Clearly, a change is in the air. America is growing up, as I argued in an article in Gristmill in May reporting public rejection of the gas-tax "holiday" proposed by Senators Clinton and McCain.
Naturally, not everyone in the media has gone adult. Rush Limbaugh, for one, dismissed the Time article as yet another attempt to "tell you how to live ’cause you’re too stupid to know, by effete-snob Drive-By Media leftists." But a new consensus is emerging among mainstream media: "There’s no faster mechanism than high prices for oil to change behavior… You suddenly are reminded how the economy works." (Time, quoting author Eric Roston) "Expensive energy, in many ways, is good." (Business Week) "A revenue-neutral package of a carbon tax and cuts in other taxes is
surely within the bounds of domestic political salesmanship." (National Journal)
Of course, the recent rise in energy prices is neither sufficient nor optimal. Higher energy prices are best delivered via tax policy so the increased revenues can be socially invested or, better, returned to individuals and families, rather than lining the pockets of obscenely wealthy Saudis, Russians and Texans.
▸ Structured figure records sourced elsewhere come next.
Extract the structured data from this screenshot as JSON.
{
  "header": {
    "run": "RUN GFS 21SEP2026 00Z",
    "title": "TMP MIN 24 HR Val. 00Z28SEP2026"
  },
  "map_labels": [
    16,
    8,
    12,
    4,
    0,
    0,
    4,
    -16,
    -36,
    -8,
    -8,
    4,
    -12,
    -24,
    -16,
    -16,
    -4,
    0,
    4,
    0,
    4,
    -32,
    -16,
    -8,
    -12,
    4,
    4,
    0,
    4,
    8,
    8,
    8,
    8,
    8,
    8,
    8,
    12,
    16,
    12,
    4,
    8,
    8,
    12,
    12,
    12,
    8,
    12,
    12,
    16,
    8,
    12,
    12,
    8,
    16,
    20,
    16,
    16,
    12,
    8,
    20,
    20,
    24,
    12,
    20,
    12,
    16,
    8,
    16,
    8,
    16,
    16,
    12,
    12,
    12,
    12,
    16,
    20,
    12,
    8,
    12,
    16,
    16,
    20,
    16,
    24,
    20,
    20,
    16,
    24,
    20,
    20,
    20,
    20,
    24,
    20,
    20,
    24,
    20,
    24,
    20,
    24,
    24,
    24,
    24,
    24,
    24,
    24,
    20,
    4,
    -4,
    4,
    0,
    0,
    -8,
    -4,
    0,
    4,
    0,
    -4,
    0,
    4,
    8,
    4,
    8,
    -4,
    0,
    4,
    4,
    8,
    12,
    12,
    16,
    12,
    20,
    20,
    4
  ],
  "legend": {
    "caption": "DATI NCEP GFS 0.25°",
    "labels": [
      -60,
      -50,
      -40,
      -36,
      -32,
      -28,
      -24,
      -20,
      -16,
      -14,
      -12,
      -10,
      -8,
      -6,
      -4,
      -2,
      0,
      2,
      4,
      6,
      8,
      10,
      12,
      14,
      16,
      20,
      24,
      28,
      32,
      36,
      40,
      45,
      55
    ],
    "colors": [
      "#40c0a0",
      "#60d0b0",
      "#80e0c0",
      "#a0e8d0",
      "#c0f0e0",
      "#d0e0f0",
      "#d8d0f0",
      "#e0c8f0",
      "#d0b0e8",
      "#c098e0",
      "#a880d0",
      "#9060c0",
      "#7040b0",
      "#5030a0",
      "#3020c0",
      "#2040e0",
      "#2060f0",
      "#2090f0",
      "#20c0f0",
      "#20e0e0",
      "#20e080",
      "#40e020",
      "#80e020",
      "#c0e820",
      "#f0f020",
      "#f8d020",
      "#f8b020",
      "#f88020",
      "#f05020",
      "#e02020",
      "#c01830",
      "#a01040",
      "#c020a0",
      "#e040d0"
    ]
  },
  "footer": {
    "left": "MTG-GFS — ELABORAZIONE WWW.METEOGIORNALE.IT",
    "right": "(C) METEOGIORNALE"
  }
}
A rising trajectory of prices also needs to be locked in. (Business Week: "What really drives behavior is not the actual price, but the perception of where costs will be over the long term.") A host of market barriers still impede energy efficiency. And tackling carbon emissions requires a carbon tax; coal’s abundance ensures that the market can’t manage alone.
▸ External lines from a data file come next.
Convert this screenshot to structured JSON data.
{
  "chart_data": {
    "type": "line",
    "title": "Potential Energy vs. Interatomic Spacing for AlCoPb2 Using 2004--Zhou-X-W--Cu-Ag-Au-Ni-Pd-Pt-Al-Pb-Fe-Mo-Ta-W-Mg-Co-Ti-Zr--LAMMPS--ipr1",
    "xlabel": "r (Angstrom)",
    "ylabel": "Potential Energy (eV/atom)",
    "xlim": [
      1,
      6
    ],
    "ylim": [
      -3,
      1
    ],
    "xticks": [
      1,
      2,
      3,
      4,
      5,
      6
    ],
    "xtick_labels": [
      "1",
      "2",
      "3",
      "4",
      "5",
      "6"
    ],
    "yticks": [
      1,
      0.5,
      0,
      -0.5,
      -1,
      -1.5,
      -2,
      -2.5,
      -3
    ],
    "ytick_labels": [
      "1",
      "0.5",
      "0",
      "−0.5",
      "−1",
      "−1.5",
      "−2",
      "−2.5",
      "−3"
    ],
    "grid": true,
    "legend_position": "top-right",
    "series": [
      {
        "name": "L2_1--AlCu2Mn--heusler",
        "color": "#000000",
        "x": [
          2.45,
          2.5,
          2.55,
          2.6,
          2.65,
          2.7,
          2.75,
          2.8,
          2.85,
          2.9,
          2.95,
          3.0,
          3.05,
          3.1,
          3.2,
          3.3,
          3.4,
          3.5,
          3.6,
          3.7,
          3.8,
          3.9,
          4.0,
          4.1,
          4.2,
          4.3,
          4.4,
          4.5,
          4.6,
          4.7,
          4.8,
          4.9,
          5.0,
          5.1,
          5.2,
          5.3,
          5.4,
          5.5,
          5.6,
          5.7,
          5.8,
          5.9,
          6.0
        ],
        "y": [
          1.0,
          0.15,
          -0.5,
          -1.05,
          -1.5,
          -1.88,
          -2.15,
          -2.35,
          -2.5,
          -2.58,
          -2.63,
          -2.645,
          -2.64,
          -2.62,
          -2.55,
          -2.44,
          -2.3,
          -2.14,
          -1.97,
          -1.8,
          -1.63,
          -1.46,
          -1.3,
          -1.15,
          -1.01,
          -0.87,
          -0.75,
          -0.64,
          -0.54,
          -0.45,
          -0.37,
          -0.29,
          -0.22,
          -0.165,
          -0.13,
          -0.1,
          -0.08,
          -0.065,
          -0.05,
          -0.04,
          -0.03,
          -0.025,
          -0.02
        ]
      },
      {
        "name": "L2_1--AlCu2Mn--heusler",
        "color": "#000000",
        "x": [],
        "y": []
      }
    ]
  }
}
The National Journal article, by veteran political reporter Clive Cook, is notably upbeat on the last possibility. The subhead reads, "Politicians of both parties take it for granted that the American voter cannot tolerate an explicit tax on carbon," a notion that the article calls into serious question. We close with these excerpts:
The country’s mood on global warming has changed — most people now seem to take the danger seriously — but public opinion on energy policy has two contradictory strands. People are worried about rising temperatures and changing climate; but they are also worried about expensive gas. If you are serious about reducing carbon emissions, expensive gas is not a problem; it is an unavoidable part of the solution.
Politicians of both parties take it for granted that the American voter cannot tolerate an explicit tax on carbon, which would be the best way to curb greenhouse gases. This supposedly immovable resistance is why the presidential candidates advocate a system of tradable emission permits instead. But if cap-and-trade binds tightly enough to make a difference, it will necessarily make carbon-releasing fuels more expensive. The system cannot work any other way: It can succeed only by attaching an implicit tax to carbon.
As it happens, I think the political toxicity of a carbon tax as against cap-and-trade–assuming we are serious about this, and contemplating a cap-and-trade system that makes a difference–is exaggerated. A revenue-neutral package of a carbon tax and cuts in other taxes is surely within the bounds of domestic political salesmanship. But also bear in mind the decisive international advantage of a straightforward carbon tax.
Yes, America should lead on global climate change, but it cannot solve the problem alone. Its efforts will be futile unless other big emitters — especially China and India — join in. Reaching agreement on a global cap-and-trade regime, and coordinating each country’s efforts within it, would be fantastically difficult. Think about Europe’s problems with Kyoto, and multiply by 10. It would be far, far simpler to organize international efforts around a harmonized carbon tax. Why strive to coordinate a million quantities, when you can gradually coordinate a single price?